Можно остановиться на море на несколько дней. - Давай, - ответила Марина, - это всё действительно уже совсем неприятно.
На следующее утро я был один. Собака естественно ушла с ними, проводив их, как я потом узнал, до самого автобуса. С тех пор этой собаки я больше не видел. Пожилую же даму с пошатнувшимися понятиями о любви животных я случайно встретил уже перед самым отъездом. Оказалось, что она совершала пешее путешествие и нигде не собиралась останавливаться дольше, чем на одну ночь, произвольно выбирая место для стоянки.

Так что собака не сбила её планов.
Сидя в одиночестве у костра ясным солнечным утром, я вновь ощутил уже привычную здесь благодать. Свежий и немного прохладный утренний ветерок приятно сочетался с тёплыми лучами утреннего солнца, внезапно вывалившего из-за горы. Я вполне понимаю наших дальних предков, называвших солнце Богом. Его лучи мгновенно пробили сумрак густого леса.

Всё заиграло цветами. Вся окружающая природа как будто ожила, встречая своего Создателя. Боже мой! Как же красиво. Что же ещё нужно?
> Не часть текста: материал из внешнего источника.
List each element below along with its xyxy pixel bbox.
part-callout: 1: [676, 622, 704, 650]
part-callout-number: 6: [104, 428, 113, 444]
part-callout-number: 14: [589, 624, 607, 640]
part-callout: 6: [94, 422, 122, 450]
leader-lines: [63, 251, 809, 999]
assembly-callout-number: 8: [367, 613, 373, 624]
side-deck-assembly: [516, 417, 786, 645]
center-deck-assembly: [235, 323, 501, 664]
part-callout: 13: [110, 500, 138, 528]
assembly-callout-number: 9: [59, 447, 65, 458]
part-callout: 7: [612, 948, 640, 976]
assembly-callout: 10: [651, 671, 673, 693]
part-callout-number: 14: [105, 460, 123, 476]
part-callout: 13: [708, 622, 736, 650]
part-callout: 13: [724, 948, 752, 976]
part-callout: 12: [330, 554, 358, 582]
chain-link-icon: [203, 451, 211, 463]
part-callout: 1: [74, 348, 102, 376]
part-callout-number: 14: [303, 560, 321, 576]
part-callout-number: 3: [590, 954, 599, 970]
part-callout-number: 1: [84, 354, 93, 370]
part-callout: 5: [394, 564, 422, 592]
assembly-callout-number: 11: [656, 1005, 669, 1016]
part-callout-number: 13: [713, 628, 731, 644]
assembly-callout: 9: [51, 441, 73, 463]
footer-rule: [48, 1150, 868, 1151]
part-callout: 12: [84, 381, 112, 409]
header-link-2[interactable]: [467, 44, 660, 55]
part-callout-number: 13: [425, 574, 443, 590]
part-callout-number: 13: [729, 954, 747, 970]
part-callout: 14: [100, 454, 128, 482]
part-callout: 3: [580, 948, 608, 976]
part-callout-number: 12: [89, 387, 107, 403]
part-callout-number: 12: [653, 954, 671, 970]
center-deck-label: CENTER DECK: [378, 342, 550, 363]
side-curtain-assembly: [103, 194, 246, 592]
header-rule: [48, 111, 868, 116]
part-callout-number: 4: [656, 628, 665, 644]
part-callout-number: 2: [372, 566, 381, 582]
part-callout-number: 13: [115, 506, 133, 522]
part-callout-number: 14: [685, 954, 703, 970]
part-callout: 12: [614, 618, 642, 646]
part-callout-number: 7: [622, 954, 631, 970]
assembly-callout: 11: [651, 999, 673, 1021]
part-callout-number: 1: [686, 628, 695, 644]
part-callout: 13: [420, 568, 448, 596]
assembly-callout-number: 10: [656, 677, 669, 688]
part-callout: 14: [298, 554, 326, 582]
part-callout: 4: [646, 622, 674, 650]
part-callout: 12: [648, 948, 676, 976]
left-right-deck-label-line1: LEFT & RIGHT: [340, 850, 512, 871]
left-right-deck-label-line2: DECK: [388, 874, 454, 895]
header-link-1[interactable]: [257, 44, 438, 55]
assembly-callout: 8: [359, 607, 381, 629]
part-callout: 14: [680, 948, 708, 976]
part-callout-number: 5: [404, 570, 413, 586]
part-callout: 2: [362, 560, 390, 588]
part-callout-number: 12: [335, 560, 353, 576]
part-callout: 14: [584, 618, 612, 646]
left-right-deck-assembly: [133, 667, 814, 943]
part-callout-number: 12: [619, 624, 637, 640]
Да ничего. Всё уже есть. Какой-то я стал слезливый.

Слёзы так и наворачиваются, как только вижу что-то трогательное и красивое.
Я снова сидел, просто впитывая энергию этого места. Все дела, практики, упражнения, всё казалось второстепенным сейчас. Хотелось просто быть.

Быть, и всё. Теперь это казалось совершенно достаточным. И тут со мной произошло то, что я впоследствии назвал приступом счастья. То, что я назвал это состояние приступом, совсем не означает, что я от него страдал.

Просто слово приступ наиболее подходяще для описания этого состояния.
Приступ счастья пришёл внезапно, как потом внезапно и ушёл. Когда он приходит не хочется двигаться, а лишь чувствовать, воспринимать. В этот момент по телу прокатывается волна счастья. По-другому трудно назвать.

Извините уж за бедность речи. Всё остальное превращается лишь в фон. Есть только эта волна.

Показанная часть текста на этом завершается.